Relações com Brasil.

       As relações entre Brasil e Líbano caracterizam-se pelos estreitos laços humanos, dada a intensa imigração libanesa, pela solidariedade no âmbito de conflitos que assolam o país e por novas iniciativas bilaterais de cooperação.
Hoje, encontra-se, no Brasil, a mais numerosa comunidade de origem libanesa em todo o mundo, estimada entre 7 e 8 milhões de pessoas. Por outro lado, contingente significativo de cidadãos libaneses, naturalizados brasileiros, voltou a estabelecer-se no Líbano, estimados entre 40 e 60 mil pessoas
       As relações diplomáticas remontam a 1920, ano em que o Brasil inaugurou Consulado em Beirute. Em 1944, o Governo brasileiro reconheceu a independência do Líbano e, dois anos depois, acreditou Ministro Plenipotenciário junto ao Governo libanês. A Legação foi elevada à categoria de Embaixada em 1954, por ocasião da visita do presidente Camille Chamoun ao Brasil.
Em continuidade à tradição dos princípios norteadores de sua política externa, o Brasil apoiou a adoção de solução pacífica para a crise política no Líbano, que lhe garantisse sua soberania e integridade territorial. Contrário à ingerência ou intervenção em problemas internos de outros países, o Brasil aprovou a solução a que chegaram as forças políticas libanesas, sob os auspícios da mediação do Catar e da Liga de Estados Árabes.
       O conflito entre Israel e as forças do Hezbollah no sul do Líbano, iniciado em julho de 2006, provocou, sabidamente, a morte de, pelo menos, nove brasileiros, entre eles três crianças, um miliciano do Partido de Deus, de 17 anos de idade, e um soldado israelense-brasileiro. Com a escalada do conflito entre Israel e o Hezbollah, tornou-se necessário, para preservar a vida de nossos nacionais no Líbano, planejar e executar, em caráter emergencial, ampla operação de saída de brasileiros do país. Essa operação, sem precedentes em nossa história, possibilitou a retirada exitosa das zonas de conflito no Líbano de, aproximadamente, 3.000 pessoas.

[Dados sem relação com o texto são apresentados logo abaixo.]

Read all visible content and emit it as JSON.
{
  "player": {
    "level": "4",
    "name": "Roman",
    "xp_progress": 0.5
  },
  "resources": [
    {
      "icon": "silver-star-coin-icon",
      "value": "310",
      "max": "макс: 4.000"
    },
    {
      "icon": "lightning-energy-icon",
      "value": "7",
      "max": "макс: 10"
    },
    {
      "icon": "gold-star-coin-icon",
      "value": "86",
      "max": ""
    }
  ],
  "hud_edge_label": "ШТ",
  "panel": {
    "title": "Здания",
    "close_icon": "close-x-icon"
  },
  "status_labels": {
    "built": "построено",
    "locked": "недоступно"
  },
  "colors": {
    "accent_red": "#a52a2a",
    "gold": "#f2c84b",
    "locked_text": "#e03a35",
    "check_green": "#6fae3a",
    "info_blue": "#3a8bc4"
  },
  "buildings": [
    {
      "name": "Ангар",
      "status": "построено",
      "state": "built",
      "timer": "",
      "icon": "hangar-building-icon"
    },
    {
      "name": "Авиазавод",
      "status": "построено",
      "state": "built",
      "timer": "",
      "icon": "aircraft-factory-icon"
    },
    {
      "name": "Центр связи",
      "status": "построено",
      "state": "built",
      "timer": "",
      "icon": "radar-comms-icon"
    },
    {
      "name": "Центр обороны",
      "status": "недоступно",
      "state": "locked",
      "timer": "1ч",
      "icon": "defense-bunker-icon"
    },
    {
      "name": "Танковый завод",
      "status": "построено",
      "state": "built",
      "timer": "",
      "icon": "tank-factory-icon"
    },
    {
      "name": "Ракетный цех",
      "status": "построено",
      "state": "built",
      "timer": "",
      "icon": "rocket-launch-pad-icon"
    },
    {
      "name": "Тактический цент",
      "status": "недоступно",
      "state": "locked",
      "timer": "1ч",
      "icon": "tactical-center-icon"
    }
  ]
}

       O Brasil, desde o primeiro momento após o conflito de 2006, expressou sua disposição em cooperar para a reconstrução do Líbano, por meio de iniciativas concretas. Missão multidisciplinar de cooperação visitou o país, em outubro, com o objetivo de identificar áreas em que o Governo brasileiro poderia contribuir para os esforços de reconstrução. O Brasil participou, também, da Conferência de Estocolmo para a Reconstrução do Líbano, ocorrida em 31/8/2006, com contribuição de US$ 500 mil, e da Conferência “Paris III”, em 25/1/2007, com contribuição similar à de Estocolmo, acompanhada de montante de até um milhão de dólares, destinada ao financiamento de projetos bilaterais de cooperação técnica.